Wink wink. Nudge nudge. Get all the strange you can, my dude. (We qualified that sentence with the word “probably” on purpose, bro.) Women are objects, so it’s ok to talk about them like they’re lesser than we are.
“Your ties should be rolled and placed in a sectioned tie drawer”.
How to build a sectioned tie drawer: Tell your butler or footman that you wish to have them put your neck wear in a special drawer away from the rest of your wardrobe. Have them contact a wood worker in a different country so you can have the pleasure of paying freight costs of a heavy item when they ship it to you. Never actually see the tie drawer, but take pleasure in knowing that it exists in your home, and that it exists in your home because you are wealthy.

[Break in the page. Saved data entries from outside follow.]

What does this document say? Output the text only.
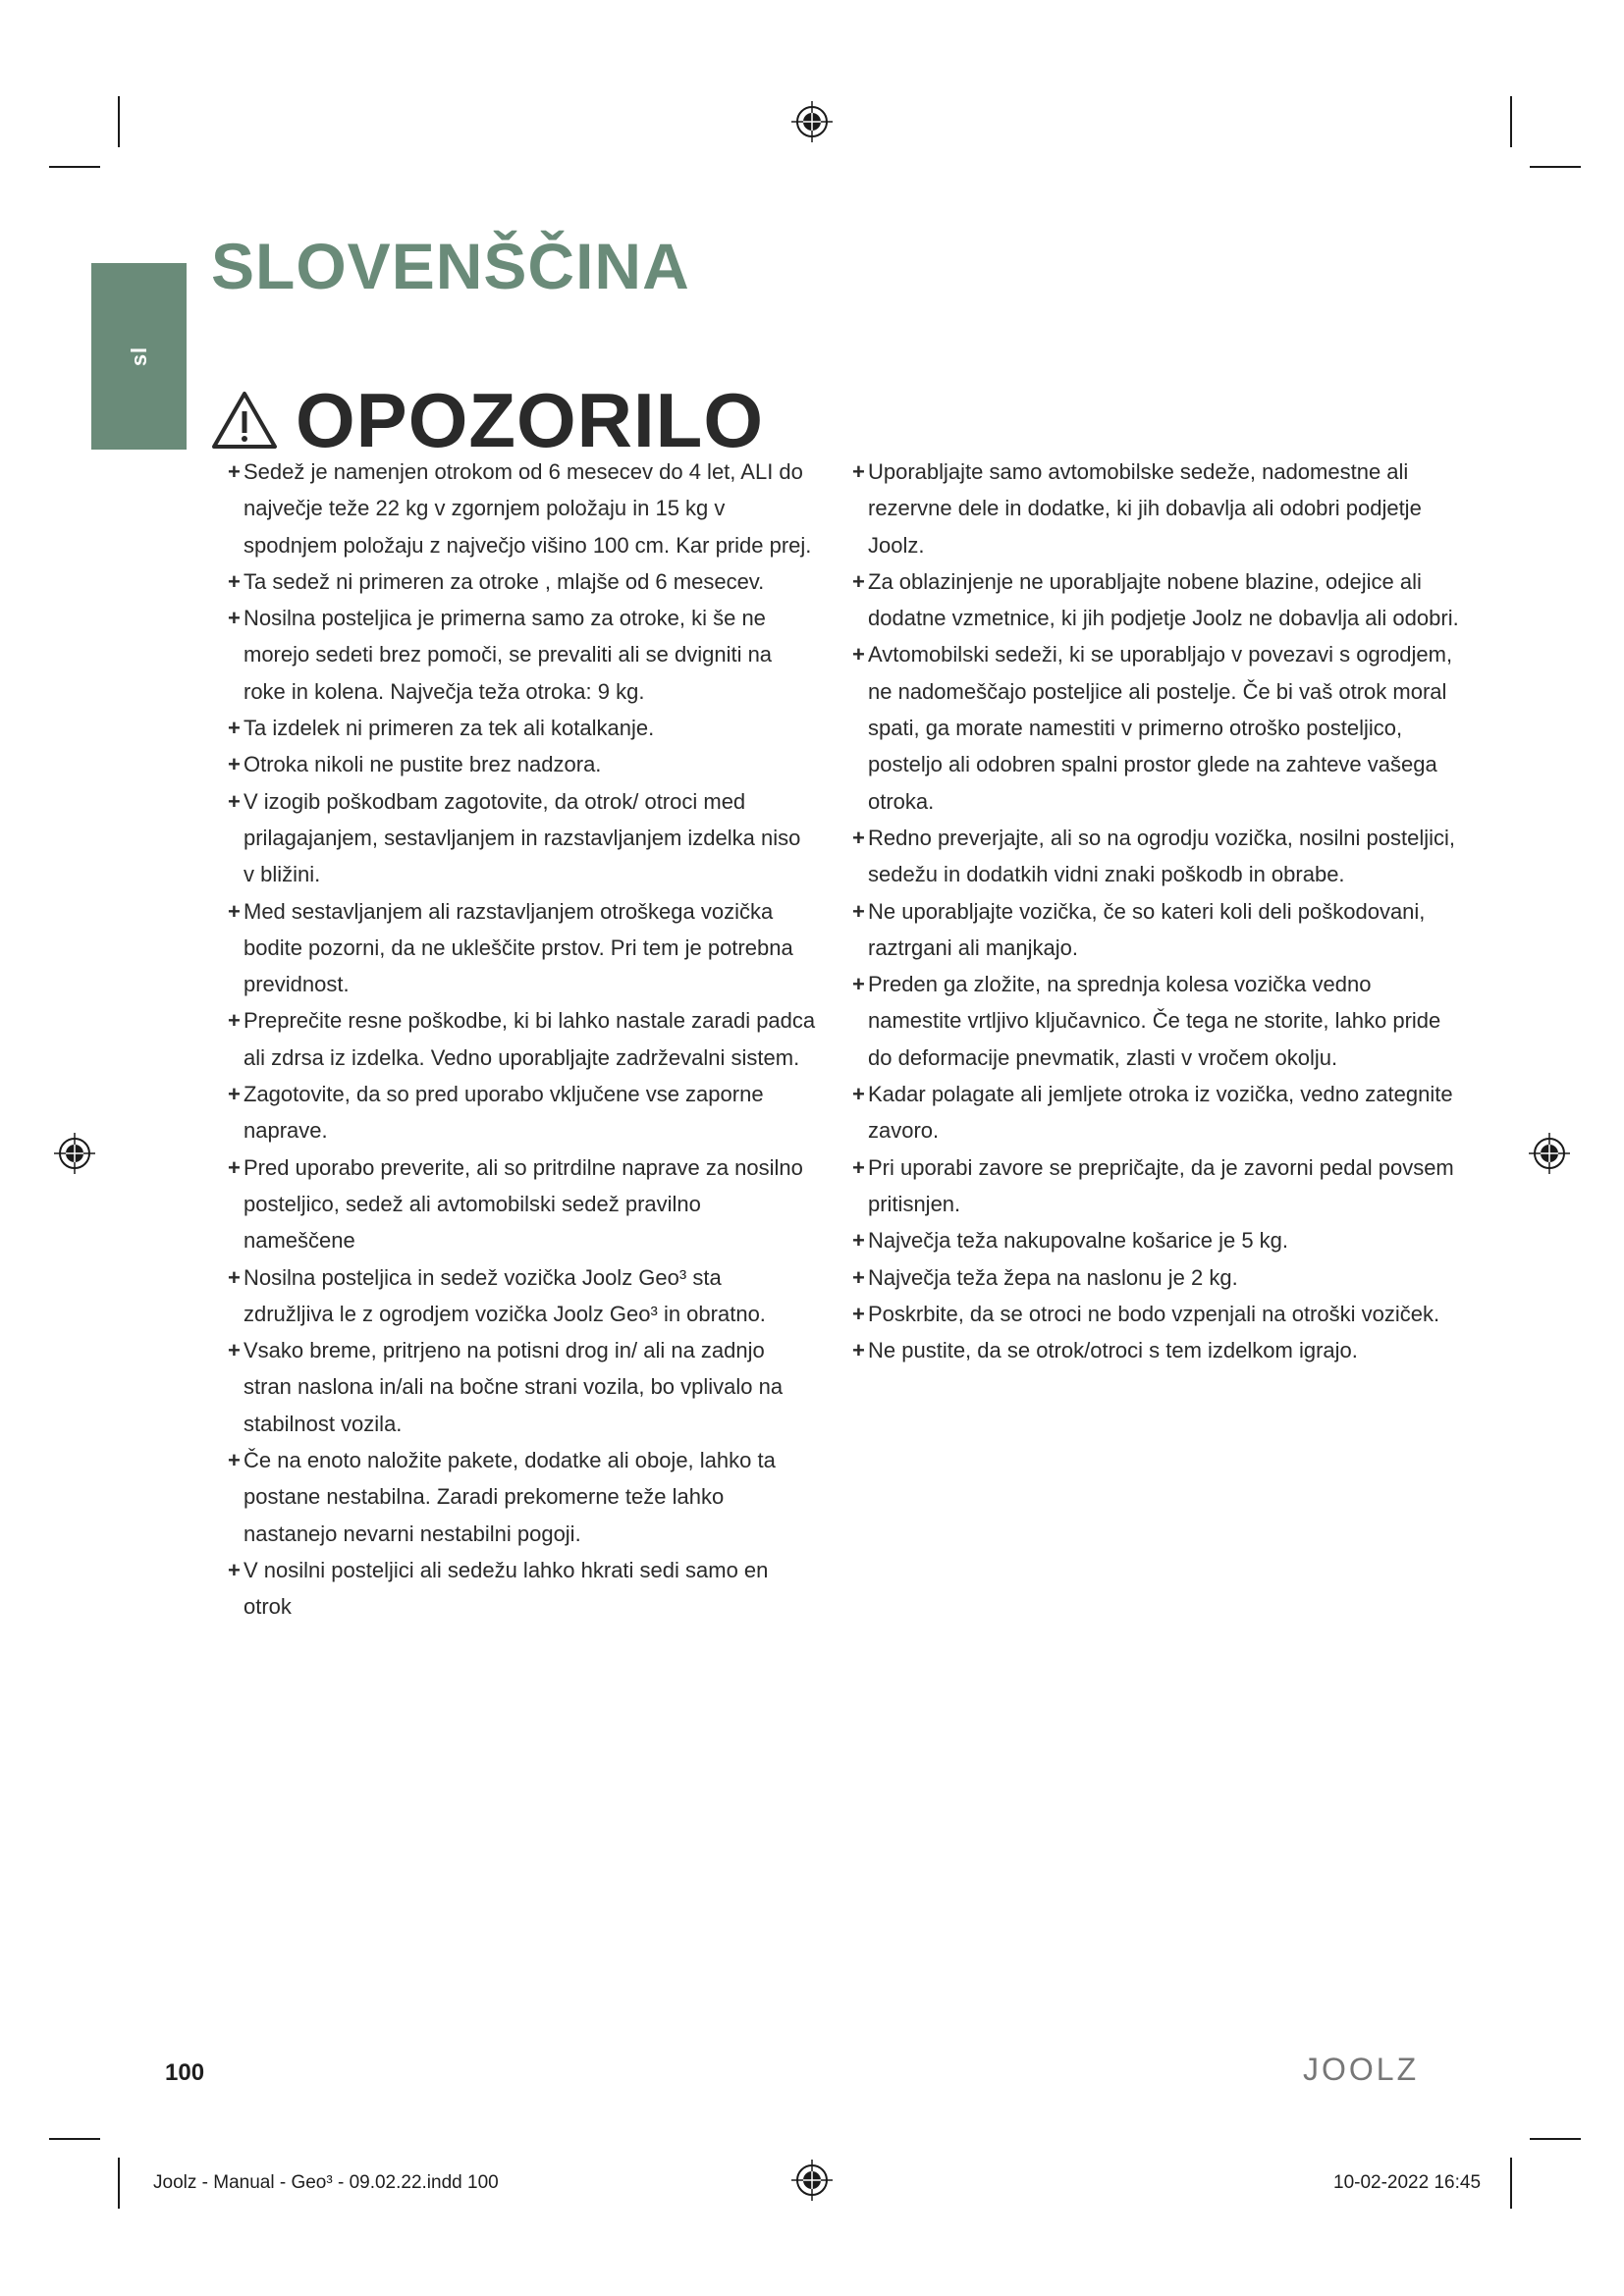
sl
SLOVENŠČINA
OPOZORILO
+ Sedež je namenjen otrokom od 6 mesecev do 4 let, ALI do največje teže 22 kg v zgornjem položaju in 15 kg v spodnjem položaju z največjo višino 100 cm. Kar pride prej.
+ Ta sedež ni primeren za otroke , mlajše od 6 mesecev.
+ Nosilna posteljica je primerna samo za otroke, ki še ne morejo sedeti brez pomoči, se prevaliti ali se dvigniti na roke in kolena. Največja teža otroka: 9 kg.
+ Ta izdelek ni primeren za tek ali kotalkanje.
+ Otroka nikoli ne pustite brez nadzora.
+ V izogib poškodbam zagotovite, da otrok/ otroci med prilagajanjem, sestavljanjem in razstavljanjem izdelka niso v bližini.
+ Med sestavljanjem ali razstavljanjem otroškega vozička bodite pozorni, da ne ukleščite prstov. Pri tem je potrebna previdnost.
+ Preprečite resne poškodbe, ki bi lahko nastale zaradi padca ali zdrsa iz izdelka. Vedno uporabljajte zadrževalni sistem.
+ Zagotovite, da so pred uporabo vključene vse zaporne naprave.
+ Pred uporabo preverite, ali so pritrdilne naprave za nosilno posteljico, sedež ali avtomobilski sedež pravilno nameščene
+ Nosilna posteljica in sedež vozička Joolz Geo³ sta združljiva le z ogrodjem vozička Joolz Geo³ in obratno.
+ Vsako breme, pritrjeno na potisni drog in/ ali na zadnjo stran naslona in/ali na bočne strani vozila, bo vplivalo na stabilnost vozila.
+ Če na enoto naložite pakete, dodatke ali oboje, lahko ta postane nestabilna. Zaradi prekomerne teže lahko nastanejo nevarni nestabilni pogoji.
+ V nosilni posteljici ali sedežu lahko hkrati sedi samo en otrok
+ Uporabljajte samo avtomobilske sedeže, nadomestne ali rezervne dele in dodatke, ki jih dobavlja ali odobri podjetje Joolz.
+ Za oblazinjenje ne uporabljajte nobene blazine, odejice ali dodatne vzmetnice, ki jih podjetje Joolz ne dobavlja ali odobri.
+ Avtomobilski sedeži, ki se uporabljajo v povezavi s ogrodjem, ne nadomeščajo posteljice ali postelje. Če bi vaš otrok moral spati, ga morate namestiti v primerno otroško posteljico, posteljo ali odobren spalni prostor glede na zahteve vašega otroka.
+ Redno preverjajte, ali so na ogrodju vozička, nosilni posteljici, sedežu in dodatkih vidni znaki poškodb in obrabe.
+ Ne uporabljajte vozička, če so kateri koli deli poškodovani, raztrgani ali manjkajo.
+ Preden ga zložite, na sprednja kolesa vozička vedno namestite vrtljivo ključavnico. Če tega ne storite, lahko pride do deformacije pnevmatik, zlasti v vročem okolju.
+ Kadar polagate ali jemljete otroka iz vozička, vedno zategnite zavoro.
+ Pri uporabi zavore se prepričajte, da je zavorni pedal povsem pritisnjen.
+ Največja teža nakupovalne košarice je 5 kg.
+ Največja teža žepa na naslonu je 2 kg.
+ Poskrbite, da se otroci ne bodo vzpenjali na otroški voziček.
+ Ne pustite, da se otrok/otroci s tem izdelkom igrajo.
100	JOOLZ
Joolz - Manual - Geo³ - 09.02.22.indd 100	10-02-2022 16:45
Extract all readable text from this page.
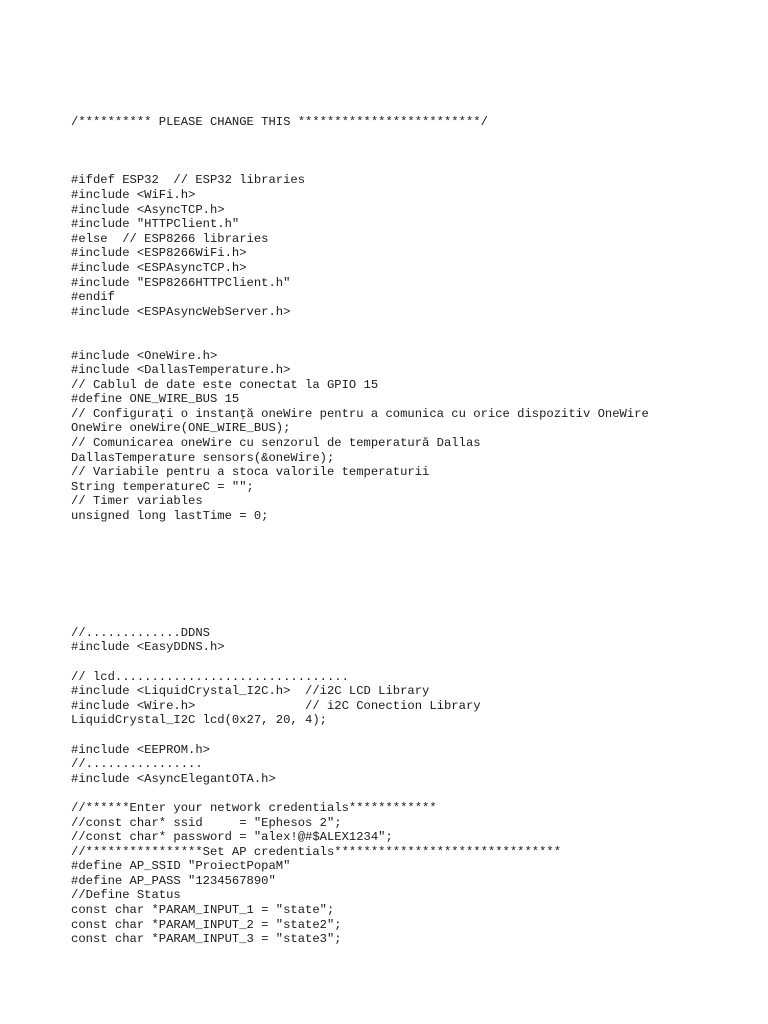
/********** PLEASE CHANGE THIS *************************/
#ifdef ESP32  // ESP32 libraries
#include <WiFi.h>
#include <AsyncTCP.h>
#include "HTTPClient.h"
#else  // ESP8266 libraries
#include <ESP8266WiFi.h>
#include <ESPAsyncTCP.h>
#include "ESP8266HTTPClient.h"
#endif
#include <ESPAsyncWebServer.h>
#include <OneWire.h>
#include <DallasTemperature.h>
// Cablul de date este conectat la GPIO 15
#define ONE_WIRE_BUS 15
// Configurați o instanță oneWire pentru a comunica cu orice dispozitiv OneWire
OneWire oneWire(ONE_WIRE_BUS);
// Comunicarea oneWire cu senzorul de temperatură Dallas
DallasTemperature sensors(&oneWire);
// Variabile pentru a stoca valorile temperaturii
String temperatureC = "";
// Timer variables
unsigned long lastTime = 0;
//.............DDNS
#include <EasyDDNS.h>
// lcd................................
#include <LiquidCrystal_I2C.h>  //i2C LCD Library
#include <Wire.h>               // i2C Conection Library
LiquidCrystal_I2C lcd(0x27, 20, 4);
#include <EEPROM.h>
//................
#include <AsyncElegantOTA.h>
//******Enter your network credentials************
//const char* ssid     = "Ephesos 2";
//const char* password = "alex!@#$ALEX1234";
//****************Set AP credentials*******************************
#define AP_SSID "ProiectPopaM"
#define AP_PASS "1234567890"
//Define Status
const char *PARAM_INPUT_1 = "state";
const char *PARAM_INPUT_2 = "state2";
const char *PARAM_INPUT_3 = "state3";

“No-one cares if you are offended, so stop it.”
Hear that Native Americans? If you want to be men, you’ll stop protesting the Washington Redskins. It all boils down to this: because we were raised in a world that exalts us and promotes us beyond all others because of our light skin, we get furious at the idea that anything we do could ever be seen as wrong or backward. Be a man and take pleasure in our ritual of telling the people we treat like second-class citizens that their concerns are trivial.
“Ignore the boos. They usually come from the cheap seats.”
And who sits in those cheap seats? Poor people! Blech. Only listen to criticism from people in private suites or courtside seats. The opinions of the working class are unsuitable for men. Men, men. Men. Men!
Start a wine collection for your kids when they are born. Add a few cases every year without telling them. It’ll make a phenomenal gift in twenty years.
Provided, that they like wine. If they don’t, throw a fit and scream, “why?!?!” and ignore the fact that you have spent hundreds if not thousands of dollars on a gift that’s not wanted or even practical. And then make them drink it until they get sick. That will show those ingrates. Don’t they know they’re talking to a man?
“Hookers aren’t cool, but remember, the free ones are a lot more expensive.”
Always treat women like they are hookers, is what we’re saying. We think. We don’t know. We kept reminding you to drink alcohol so much that made us want a drink so we could shut up the voices in our head that tried telling us that this list was stupid and that you shouldn’t do anything other than pursue happiness in whatever way is healthy, safe, and kind to others. Oh god. Great. Now we all just became women.